We were having our very last discussion of the semester and talking about what had happened in the 14 weeks we had been together. I asked them about the community we had developed in the classroom during that time. As they talked about the importance to them of "being heard", "everyone being respected" "being able to share divergent opinions" "testing ideas out" "being allowed to speak their mind"--it suddenly clicked for me. I realized that if they experienced these notions in the classroom, and if they embodied that experience of openness or safety, they would be able to go into the field and share that experience with the participants of their studies. In other words, they would be able to talk to their researchees without fear, recreating for that person an open and questioning attitude, a characteristic of the best interviewers.
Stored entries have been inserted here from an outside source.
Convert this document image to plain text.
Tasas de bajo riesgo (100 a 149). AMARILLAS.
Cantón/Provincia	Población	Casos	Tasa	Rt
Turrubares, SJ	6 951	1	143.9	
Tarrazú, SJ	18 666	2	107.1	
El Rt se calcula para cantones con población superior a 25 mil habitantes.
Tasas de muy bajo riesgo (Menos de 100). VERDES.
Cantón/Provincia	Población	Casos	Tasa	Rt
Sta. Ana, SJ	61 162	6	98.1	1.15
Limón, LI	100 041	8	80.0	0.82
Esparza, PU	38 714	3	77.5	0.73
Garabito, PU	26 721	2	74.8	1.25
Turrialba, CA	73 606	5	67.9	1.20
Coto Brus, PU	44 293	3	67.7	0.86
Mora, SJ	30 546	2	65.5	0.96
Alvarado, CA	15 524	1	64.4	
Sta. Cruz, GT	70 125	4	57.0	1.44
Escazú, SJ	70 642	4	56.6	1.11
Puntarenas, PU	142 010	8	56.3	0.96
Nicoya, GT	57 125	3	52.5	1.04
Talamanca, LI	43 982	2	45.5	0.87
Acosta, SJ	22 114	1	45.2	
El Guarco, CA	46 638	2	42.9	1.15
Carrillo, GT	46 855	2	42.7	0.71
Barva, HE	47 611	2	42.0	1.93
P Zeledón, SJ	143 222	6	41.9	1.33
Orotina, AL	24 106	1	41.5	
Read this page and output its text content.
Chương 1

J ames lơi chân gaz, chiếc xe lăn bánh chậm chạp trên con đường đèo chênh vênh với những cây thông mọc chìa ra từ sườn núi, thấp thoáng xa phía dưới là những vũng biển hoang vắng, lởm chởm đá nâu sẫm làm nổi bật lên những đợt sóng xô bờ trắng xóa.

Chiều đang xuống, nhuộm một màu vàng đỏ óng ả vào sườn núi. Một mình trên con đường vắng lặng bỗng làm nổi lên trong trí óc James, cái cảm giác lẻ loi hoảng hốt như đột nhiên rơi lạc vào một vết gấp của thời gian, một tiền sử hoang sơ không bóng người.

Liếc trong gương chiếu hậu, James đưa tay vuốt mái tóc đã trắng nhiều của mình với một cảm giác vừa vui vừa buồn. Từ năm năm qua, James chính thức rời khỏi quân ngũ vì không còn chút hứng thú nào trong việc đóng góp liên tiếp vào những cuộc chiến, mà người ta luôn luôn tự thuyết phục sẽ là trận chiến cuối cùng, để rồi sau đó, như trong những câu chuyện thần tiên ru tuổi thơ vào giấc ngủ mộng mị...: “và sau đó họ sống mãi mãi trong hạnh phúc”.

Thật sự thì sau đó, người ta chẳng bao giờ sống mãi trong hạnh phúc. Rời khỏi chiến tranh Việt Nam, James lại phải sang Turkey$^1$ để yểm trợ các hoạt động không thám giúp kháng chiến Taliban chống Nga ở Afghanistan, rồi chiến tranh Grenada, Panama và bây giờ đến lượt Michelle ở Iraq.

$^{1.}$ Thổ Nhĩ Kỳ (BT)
Or they would be able to observe a classroom with bracketed judgment, a trait of the best observers.
For the first time since I began to teach qualitative research (1998 is when I officially started down this path!), I began to see the entire scope of what happened in the classroom as pertinent to research training. In other words, I broke down the barrier that had existed in my mind between teaching research and being a student or teacher, and conducting research and being a researcher or participant.
I tried to articulate this to the group, but I think they may have thought I was beginning to lose it! It was a profound moment for me, and as usual I owe it to my students.